Finalist, UK DataIQ Awards 2025 "Transformation with AI" Category

Awarded By

DataIQ Awards

Selected to represent the British Council's EVA Bot project as a finalist in the 'Transformation with AI' category at the UK DataIQ Awards 2025, highlighting innovative AI application and impact.

Finalist, India's National Logistics Hackathon

Awarded By

Minister of Commerce and Industry (India)

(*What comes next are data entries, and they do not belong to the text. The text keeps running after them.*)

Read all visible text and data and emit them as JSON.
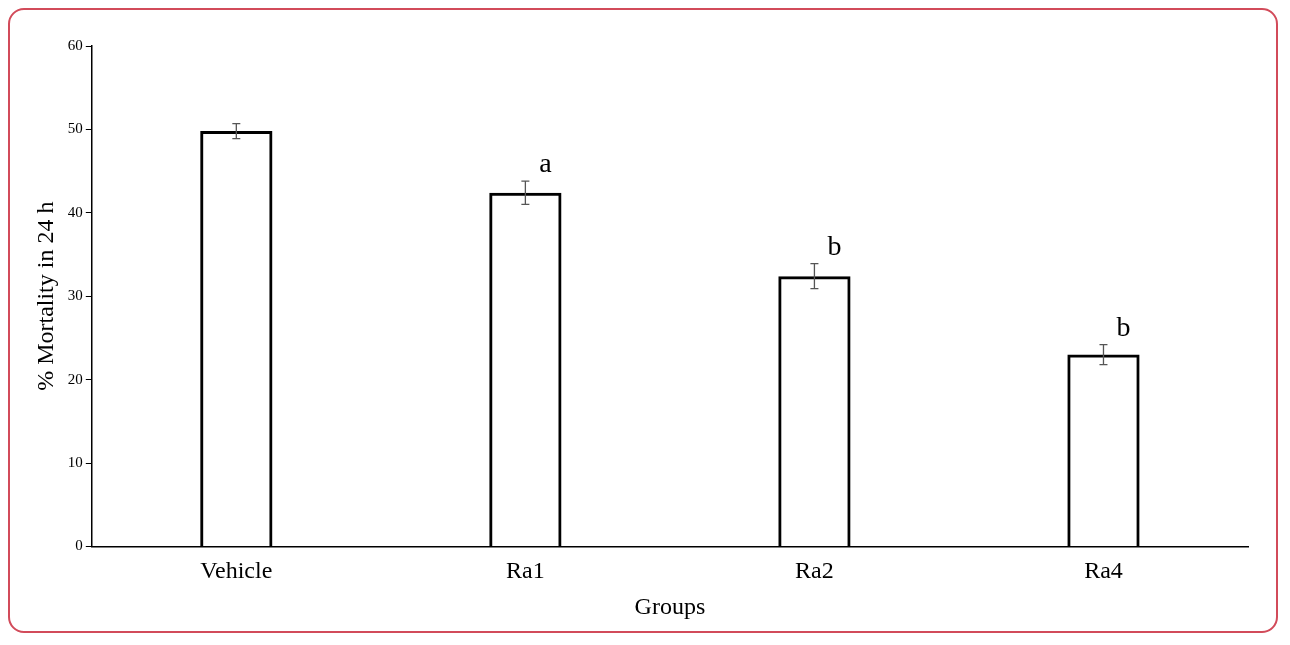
{
  "chart_data": {
    "type": "bar",
    "xlabel": "Groups",
    "ylabel": "% Mortality in 24 h",
    "categories": [
      "Vehicle",
      "Ra1",
      "Ra2",
      "Ra4"
    ],
    "values": [
      49.8,
      42.4,
      32.4,
      23.0
    ],
    "errors": [
      0.9,
      1.4,
      1.5,
      1.2
    ],
    "color": "#000000",
    "ylim": [
      0,
      60
    ],
    "yticks": [
      0,
      10,
      20,
      30,
      40,
      50,
      60
    ],
    "grid": false,
    "legend": false,
    "annotations": [
      {
        "text": "a",
        "x": "Ra1",
        "y": 42.4
      },
      {
        "text": "b",
        "x": "Ra2",
        "y": 32.4
      },
      {
        "text": "b",
        "x": "Ra4",
        "y": 23.0
      }
    ]
  }
}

Selected as one of 25 finalists from over 4,700+ teams in India's National Logistics Hackathon. Presented an AI-powered cargo and shipping solution directly to the Minister of Commerce and Industry, representing the British Council at the highest level.

Publications

Automated image classification of chest x-rays of covid-19 using deep transfer learning

Published by

Results in Physics

Summary

Co-authored a research paper focusing on an automated image classification method for COVID-19 detection using deep transfer learning on chest x-rays, published in 'Results in Physics' (ISSN 2211-3797).

Languages

English

Native

Hindi

Native

Skills

Programming Languages

Python, PySpark.

Machine Learning

Deep Learning, Generative AI, LLMs, RAG (Retrieval-Augmented Generation), Agentic Models, Time Series Forecasting, Natural Language Processing (NLP), Sentiment Analysis, Predictive Maintenance, Reliability Modeling, Transfer Learning, Tree-based Models, Linear Models.

Statistical Analysis

Statistics, ARIMA, Croston's Method, Multivariate Forecasting, Root Cause Analysis, A/B Testing, Experimental Analysis, Quantitative Analysis.

AI/ML Platforms & Tools

Azure AI Studio, Azure ML Studio, Databricks, Langchain.

Data Management & Visualization

Azure Databricks, Complex Dataset Analysis, Data-driven Solutions.

Evaluation Metrics

REHL, RAGAs, DEEPeva, Model Performance Evaluation.

Projects

Agentic LLM-based Stock Market Recommendation System

Summary

Developed an innovative AI-driven agent powered by Large Language Models (LLMs) to provide dynamic and precise stock market recommendations.